Geschichte
1950
Apotheker Theodor Beck gründet 1950 die Westend-Apotheke Ecke Rotebühl- und Schwabstrasse
1952
Noch war der Stuttgarter Westen voller Ruinengrundstücke und mangels eines rechtsgültigen Bebauungsplans durfte nur ein „jederzeit widerruflich genehmigtes“ Provisorium erstellt werden.
1964
Von Anfang an war die Westend-Apotheke ein Ausbildungsbetrieb. Generationen von Praktikanten wurden hier mit der praktischen Pharmazie vertraut gemacht. Theodor Beck starb sehr früh, 1964 mit 60 Jahren.
Die Nachfolge übernahm zunächst interimsmäßig die älteste Tochter, Doris Beck, die jedoch bereits ein Medizinstudium
begonnen hatte. Der heutige Eigentümer, Hansdieter Beck, hier mit seinem jungen Team, wurde 1965 Pächter des väterlichen
Betriebs. Mit 25 Jahren war er damals der jüngste selbständige Apotheker in Baden–Württemberg.
1970
Aus dem kriegszerstörten Stuttgart wurde allmählich wieder eine ansehnliche Stadt, nur das Provisorium der Westend-
Apotheke, Ecke Schwab-und Rotebühlst., und die benachbarten Ruinengrundstücke blieben unverändert.
Die Apotheke entwickelte sich erfolgreich, aber ein zeitgemäßer Um- und Aufbau war wegen Fehlens eines gültigen
Bebauungsplans unmöglich. Jahrelange Verhandlungen mit der Stadt Stuttgart und der Bundesbahn kosteten viel Kraft und
verliefen weitgehend ergebnislos.
1972
Dieses Bild zeigt die Situation in der Rotebühlstrasse bei Beginn des S-Bahn-Baus.
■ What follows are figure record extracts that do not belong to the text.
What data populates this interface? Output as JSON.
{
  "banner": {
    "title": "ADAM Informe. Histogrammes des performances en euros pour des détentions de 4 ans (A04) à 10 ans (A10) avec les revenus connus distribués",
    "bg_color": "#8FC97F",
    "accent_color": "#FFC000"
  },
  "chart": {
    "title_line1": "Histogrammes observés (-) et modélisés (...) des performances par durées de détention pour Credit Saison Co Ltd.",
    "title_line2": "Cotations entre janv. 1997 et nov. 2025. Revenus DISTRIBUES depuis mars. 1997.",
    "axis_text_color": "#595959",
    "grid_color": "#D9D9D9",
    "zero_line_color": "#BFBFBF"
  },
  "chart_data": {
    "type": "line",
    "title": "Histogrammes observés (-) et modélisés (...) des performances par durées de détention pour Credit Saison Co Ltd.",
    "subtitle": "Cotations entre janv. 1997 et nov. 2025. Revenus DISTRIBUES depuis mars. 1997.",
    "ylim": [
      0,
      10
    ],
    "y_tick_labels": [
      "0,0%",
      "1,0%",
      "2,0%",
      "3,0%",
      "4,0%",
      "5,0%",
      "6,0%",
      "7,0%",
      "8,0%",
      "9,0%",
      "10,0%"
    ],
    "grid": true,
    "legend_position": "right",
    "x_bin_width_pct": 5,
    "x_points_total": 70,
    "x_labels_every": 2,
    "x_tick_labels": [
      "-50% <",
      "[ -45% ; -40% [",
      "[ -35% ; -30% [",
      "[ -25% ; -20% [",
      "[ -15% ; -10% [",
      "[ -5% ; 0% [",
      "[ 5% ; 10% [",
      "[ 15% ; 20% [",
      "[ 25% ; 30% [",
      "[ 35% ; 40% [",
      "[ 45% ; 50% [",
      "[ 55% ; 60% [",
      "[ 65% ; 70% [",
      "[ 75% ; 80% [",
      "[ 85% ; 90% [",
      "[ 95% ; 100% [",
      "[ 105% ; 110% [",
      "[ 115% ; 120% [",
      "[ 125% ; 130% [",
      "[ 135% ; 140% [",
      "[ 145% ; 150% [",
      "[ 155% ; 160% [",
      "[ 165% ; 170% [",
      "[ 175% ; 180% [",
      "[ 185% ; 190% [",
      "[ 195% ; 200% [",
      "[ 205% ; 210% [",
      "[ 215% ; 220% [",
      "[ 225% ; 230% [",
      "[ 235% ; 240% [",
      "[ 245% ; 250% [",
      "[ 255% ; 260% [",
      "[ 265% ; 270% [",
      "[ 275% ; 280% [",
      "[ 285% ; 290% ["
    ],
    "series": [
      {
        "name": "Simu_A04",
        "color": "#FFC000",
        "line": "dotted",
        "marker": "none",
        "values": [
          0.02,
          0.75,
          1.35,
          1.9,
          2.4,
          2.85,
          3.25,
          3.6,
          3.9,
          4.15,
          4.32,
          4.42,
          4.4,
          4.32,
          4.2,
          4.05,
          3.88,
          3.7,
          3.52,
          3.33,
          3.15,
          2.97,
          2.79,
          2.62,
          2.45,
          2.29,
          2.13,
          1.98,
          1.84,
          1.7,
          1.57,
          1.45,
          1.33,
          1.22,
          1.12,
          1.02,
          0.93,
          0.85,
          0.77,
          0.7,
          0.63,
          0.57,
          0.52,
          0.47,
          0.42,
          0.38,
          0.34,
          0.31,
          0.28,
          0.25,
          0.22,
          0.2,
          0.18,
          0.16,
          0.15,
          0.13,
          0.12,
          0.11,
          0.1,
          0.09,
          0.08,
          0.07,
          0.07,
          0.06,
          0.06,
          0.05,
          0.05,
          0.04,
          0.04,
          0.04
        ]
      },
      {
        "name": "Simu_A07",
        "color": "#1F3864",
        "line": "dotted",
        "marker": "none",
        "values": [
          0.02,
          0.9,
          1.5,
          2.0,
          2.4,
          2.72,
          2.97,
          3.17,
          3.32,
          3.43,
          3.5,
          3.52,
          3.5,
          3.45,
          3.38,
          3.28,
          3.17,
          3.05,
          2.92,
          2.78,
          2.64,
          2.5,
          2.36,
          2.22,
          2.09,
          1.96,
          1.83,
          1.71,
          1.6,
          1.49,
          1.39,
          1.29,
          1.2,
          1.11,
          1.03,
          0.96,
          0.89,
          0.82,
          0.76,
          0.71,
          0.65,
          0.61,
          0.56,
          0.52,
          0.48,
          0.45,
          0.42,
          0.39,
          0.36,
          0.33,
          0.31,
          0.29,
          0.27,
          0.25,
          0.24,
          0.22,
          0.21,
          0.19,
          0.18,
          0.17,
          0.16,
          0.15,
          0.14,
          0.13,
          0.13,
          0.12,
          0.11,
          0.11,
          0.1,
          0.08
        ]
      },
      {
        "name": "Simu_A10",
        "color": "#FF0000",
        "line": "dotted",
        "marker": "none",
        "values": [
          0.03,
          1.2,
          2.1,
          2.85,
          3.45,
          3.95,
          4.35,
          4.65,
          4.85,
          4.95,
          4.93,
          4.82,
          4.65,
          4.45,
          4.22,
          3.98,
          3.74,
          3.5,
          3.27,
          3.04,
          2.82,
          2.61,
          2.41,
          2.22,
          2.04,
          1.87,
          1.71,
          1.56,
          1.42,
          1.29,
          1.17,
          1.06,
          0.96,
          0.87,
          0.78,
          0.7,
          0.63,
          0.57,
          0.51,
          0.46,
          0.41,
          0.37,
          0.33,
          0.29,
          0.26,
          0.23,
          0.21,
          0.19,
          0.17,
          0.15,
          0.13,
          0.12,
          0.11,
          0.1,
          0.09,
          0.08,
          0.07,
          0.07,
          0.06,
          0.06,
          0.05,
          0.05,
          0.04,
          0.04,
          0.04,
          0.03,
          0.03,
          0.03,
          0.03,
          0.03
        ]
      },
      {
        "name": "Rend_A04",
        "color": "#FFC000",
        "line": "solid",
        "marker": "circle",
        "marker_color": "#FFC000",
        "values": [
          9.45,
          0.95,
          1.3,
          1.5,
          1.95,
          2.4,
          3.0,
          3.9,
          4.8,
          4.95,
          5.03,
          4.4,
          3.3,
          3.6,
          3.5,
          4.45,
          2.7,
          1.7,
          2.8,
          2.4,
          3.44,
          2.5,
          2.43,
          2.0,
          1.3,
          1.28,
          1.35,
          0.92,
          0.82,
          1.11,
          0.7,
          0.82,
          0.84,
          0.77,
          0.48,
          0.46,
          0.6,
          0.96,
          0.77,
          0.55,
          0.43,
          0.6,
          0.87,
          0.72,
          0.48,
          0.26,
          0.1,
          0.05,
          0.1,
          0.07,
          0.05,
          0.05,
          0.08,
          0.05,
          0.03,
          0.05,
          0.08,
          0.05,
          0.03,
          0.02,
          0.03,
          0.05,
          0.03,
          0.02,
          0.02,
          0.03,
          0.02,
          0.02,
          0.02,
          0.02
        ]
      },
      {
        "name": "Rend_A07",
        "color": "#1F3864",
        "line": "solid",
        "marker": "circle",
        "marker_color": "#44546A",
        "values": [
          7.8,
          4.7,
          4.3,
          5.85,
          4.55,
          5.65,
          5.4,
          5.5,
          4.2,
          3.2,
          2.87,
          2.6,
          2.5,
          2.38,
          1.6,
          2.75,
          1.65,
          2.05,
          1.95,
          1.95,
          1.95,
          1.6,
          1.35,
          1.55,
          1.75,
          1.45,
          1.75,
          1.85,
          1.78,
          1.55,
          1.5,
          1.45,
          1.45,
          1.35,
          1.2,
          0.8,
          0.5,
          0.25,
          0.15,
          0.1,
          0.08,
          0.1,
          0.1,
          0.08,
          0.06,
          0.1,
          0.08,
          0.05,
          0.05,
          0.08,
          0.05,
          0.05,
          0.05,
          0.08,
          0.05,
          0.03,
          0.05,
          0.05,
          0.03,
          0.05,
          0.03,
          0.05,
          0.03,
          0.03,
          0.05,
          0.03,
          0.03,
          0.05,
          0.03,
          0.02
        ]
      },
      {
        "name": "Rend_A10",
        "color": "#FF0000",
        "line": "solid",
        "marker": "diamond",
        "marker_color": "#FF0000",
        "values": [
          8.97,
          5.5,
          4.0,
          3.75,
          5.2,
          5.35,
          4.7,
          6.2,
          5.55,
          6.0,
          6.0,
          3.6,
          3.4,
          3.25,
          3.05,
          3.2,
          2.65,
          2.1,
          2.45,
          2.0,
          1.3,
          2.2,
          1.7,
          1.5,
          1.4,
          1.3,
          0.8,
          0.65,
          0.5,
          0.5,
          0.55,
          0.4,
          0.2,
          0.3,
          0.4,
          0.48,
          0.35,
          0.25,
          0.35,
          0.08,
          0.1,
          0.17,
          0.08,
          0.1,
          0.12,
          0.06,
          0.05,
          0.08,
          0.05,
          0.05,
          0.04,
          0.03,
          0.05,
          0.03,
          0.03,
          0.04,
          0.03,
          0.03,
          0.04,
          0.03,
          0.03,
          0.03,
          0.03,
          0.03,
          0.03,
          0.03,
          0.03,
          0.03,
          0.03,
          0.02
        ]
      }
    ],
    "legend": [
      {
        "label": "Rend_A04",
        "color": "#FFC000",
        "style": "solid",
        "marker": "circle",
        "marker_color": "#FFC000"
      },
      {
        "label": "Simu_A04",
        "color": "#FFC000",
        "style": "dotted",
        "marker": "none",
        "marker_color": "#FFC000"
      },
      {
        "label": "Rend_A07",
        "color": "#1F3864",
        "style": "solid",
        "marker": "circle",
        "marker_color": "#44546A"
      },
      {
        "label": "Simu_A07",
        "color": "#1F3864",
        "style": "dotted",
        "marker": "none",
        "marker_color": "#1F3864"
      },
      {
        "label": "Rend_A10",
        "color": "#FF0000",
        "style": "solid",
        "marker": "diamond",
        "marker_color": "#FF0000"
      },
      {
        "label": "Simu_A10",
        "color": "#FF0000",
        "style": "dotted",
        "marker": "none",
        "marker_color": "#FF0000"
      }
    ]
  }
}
Schon vor dem 2. Weltkrieg waren
Pläne für eine bessere Erschließung der Innenstadt und ein Einmünden auf die Gäubahntrasse angedacht worden.
Diese unklare Situation bedingte eine Planungsunsicherheit betreffs der Bebauung entlang der Rotebühlstrasse bis in
die 80er Jahre. Es ist heute kaum mehr nachvollziehbar, wie diese Zeit alle Anwohner und Gewerbetreibende vor kaum
lösbare Probleme stellte.
1975
Die „Grüne Apotheke“ wurde zum Symbol für die Erhaltung des Stuttgarter Westens für die ansässige Wohnbevölkerung.
Mit der frischen Farbe machten wir uns selbst Mut, trotz der Planerwillkür weiter zu bestehen, die ursprünglich
hier „großstädtischen“ Kahlschlag vorgesehen hatte.
25 Jahre nach Gründung der Apotheke war eine Erneuerung unumgänglich. Besser wäre natürlich die erhebliche
Investition in einem Neubau angelegt gewesen, denn nur 10 Jahre blieb der Status quo erhalten.
1984
Endlich, Anfang der 80er Jahre, musste die verfahrene städtebauliche Situation Ecke Rotenbühl- und Schwabstrasse
gelöst werden. Herr Beck konnte den Baubürgermeister überzeugen, dass nur eine dem Stuttgarter Westen entsprechende Blockrandbebauung hier Sinn macht.
Dazu musste ein ganz neuer Bebauungsplan beschlossen werden. Als es endlich soweit war, konnte ein
stattliches Haus wieder an der Ecke entstehen. Die Westend-Apotheke konnte als Teileigentümer im
Erdgeschoss eingeplant werden. Auf dem Bild erkennt man den künstlerisch gestalteten Bauzaun, der mit
dazu beitrug, dass die Apotheke die Bauzeit im Nachbarhaus einigermaßen wirtschaftlich durchhalten konnte.
2010
Nun ist das an traditionelle Formen anknüpfende Haus schon wieder ein ganz vertrauter Anblick. Die Rotebühlstrasse hat mit ihren Alleebäumen wieder einen stimmungsvollen Charakter erhalten und die Situation an der S-Bahn-Haltestelle Schwabstrasse ist von lebhaft urbanem Gepräge. Die Westend-Apotheke hat sich sehr gut entwickelt und kann im Jahre 2010 das 60 jährige Jubiläum feiern.